MADRID, 20 Ene. (Portaltic/EP) –

Twitter has announced that it will prohibit third-party applications in the latest update of its developer policies, a regulation that establishes the uses of your application programming interface (API).

Several clients of the platform owned by Elon Musk reported a few days ago that they did not receive a response from Twitter to offer their services due to an alleged bug in this ‘software’, which allows applications to communicate with each other.

Among some of those affected who reported this problem were TweetBot, Twitterrific o Fenix, that integrate their own characteristics and combine them with those already existing in the social network.

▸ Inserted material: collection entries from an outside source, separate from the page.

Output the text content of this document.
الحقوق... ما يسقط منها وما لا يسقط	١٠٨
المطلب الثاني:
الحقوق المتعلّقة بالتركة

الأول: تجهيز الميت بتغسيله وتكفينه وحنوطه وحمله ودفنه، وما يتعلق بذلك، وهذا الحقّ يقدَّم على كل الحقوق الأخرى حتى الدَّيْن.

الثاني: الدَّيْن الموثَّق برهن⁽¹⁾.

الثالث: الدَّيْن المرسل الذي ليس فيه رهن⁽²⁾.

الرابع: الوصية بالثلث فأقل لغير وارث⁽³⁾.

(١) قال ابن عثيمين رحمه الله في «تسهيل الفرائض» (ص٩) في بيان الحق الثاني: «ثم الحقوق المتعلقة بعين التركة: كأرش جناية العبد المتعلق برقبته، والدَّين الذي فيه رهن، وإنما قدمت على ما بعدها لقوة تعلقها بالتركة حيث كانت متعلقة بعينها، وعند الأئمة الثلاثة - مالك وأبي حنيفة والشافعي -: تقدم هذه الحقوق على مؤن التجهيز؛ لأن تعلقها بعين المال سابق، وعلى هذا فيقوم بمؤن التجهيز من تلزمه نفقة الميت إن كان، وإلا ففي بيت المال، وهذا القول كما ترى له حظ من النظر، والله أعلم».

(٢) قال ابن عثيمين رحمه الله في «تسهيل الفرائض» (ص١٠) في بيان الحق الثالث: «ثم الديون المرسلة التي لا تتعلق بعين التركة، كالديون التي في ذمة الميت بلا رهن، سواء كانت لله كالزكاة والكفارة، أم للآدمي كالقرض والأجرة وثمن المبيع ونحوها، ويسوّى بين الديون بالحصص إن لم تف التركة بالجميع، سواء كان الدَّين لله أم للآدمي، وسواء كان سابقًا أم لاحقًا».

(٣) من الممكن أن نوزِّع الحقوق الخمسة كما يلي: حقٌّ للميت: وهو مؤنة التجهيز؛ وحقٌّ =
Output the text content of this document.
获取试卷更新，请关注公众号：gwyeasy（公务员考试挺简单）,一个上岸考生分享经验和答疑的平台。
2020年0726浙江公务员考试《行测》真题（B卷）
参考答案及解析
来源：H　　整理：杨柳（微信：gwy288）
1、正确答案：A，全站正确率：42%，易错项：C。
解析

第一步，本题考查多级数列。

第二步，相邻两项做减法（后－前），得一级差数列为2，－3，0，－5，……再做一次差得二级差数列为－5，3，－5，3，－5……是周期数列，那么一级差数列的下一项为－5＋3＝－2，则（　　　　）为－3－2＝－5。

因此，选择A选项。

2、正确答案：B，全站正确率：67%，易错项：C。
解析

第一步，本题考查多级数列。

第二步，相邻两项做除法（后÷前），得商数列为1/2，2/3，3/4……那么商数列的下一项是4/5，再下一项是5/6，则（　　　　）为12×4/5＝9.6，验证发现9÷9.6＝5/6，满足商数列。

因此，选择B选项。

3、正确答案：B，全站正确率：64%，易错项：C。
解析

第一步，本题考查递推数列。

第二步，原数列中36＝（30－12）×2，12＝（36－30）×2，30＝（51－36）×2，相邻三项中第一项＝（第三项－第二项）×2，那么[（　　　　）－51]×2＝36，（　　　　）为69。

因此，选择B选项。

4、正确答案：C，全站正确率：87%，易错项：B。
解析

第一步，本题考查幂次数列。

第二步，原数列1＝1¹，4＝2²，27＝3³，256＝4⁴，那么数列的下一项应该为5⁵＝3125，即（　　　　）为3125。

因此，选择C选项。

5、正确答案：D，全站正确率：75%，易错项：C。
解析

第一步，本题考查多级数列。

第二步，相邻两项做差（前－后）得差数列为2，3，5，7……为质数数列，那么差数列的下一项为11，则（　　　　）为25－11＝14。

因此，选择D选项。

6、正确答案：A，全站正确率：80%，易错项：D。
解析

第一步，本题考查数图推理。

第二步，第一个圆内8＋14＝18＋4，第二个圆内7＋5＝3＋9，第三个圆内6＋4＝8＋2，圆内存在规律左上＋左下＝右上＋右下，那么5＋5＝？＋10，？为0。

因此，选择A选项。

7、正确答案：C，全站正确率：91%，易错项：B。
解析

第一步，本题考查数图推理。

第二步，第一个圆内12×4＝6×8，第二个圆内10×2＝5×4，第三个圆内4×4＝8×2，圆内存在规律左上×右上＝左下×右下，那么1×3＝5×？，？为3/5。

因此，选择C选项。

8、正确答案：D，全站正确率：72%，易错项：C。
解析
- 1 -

The company confirmed this Tuesday through its Twitter Dev profile that the platform was “enforcing its long-standing API rules”, which could result in some of those external applications not working.

At the time, Twitter did not identify what type of rules it was referring to, something that clients like TweetBot, that he was open to complying with these rules as long as Twitter specified what they were.

The platform has updated now its Developer Agreement page, in which it establishes the actions that developers must refrain from around the use of the API and its modifications.

The section that highlights this aspect is the one that refers to ‘restrictions on the use of licensed materials’, with section A, ‘Reverse engineering and other restrictions’. In it, Twitter indicates that the developers will not perform or attempt to or allow others to reverse engineer, decompile, disassemble, or translate the Twitter API.

This agreement also states that developers may not “attempt to obtain the source code, trade secrets, or underlying know-how of any Twitter API” and that they will not be permitted to “modify, discontinue or disable features or Twitter API functionality.”

In relation to third-party applications, the platform insists that this new agreement does not allow “using or accessing the licensed materials to create or attempt to create a service or product that is substitute or similar to Twitter applications.”

For now, neither Fenix ​​nor Tweetbot have responded to this modification of the contract for developers, unlike Twitterrific, which has announced on his blog that has discontinued its platform.

“We’re sorry to say that the app’s sudden and undignified demise stems from an unannounced and undocumented policy change by an increasingly capricious Twitter, a Twitter that we no longer recognize as trustworthy nor with which we want to continue working”, has pointed out the company that develops it, The Icon Factory.

With this, he has advanced that Twitterrific is no longer available for iOS and macOS and that iOS subscriptions will be automatically canceled by Apple’s virtual store, App Store.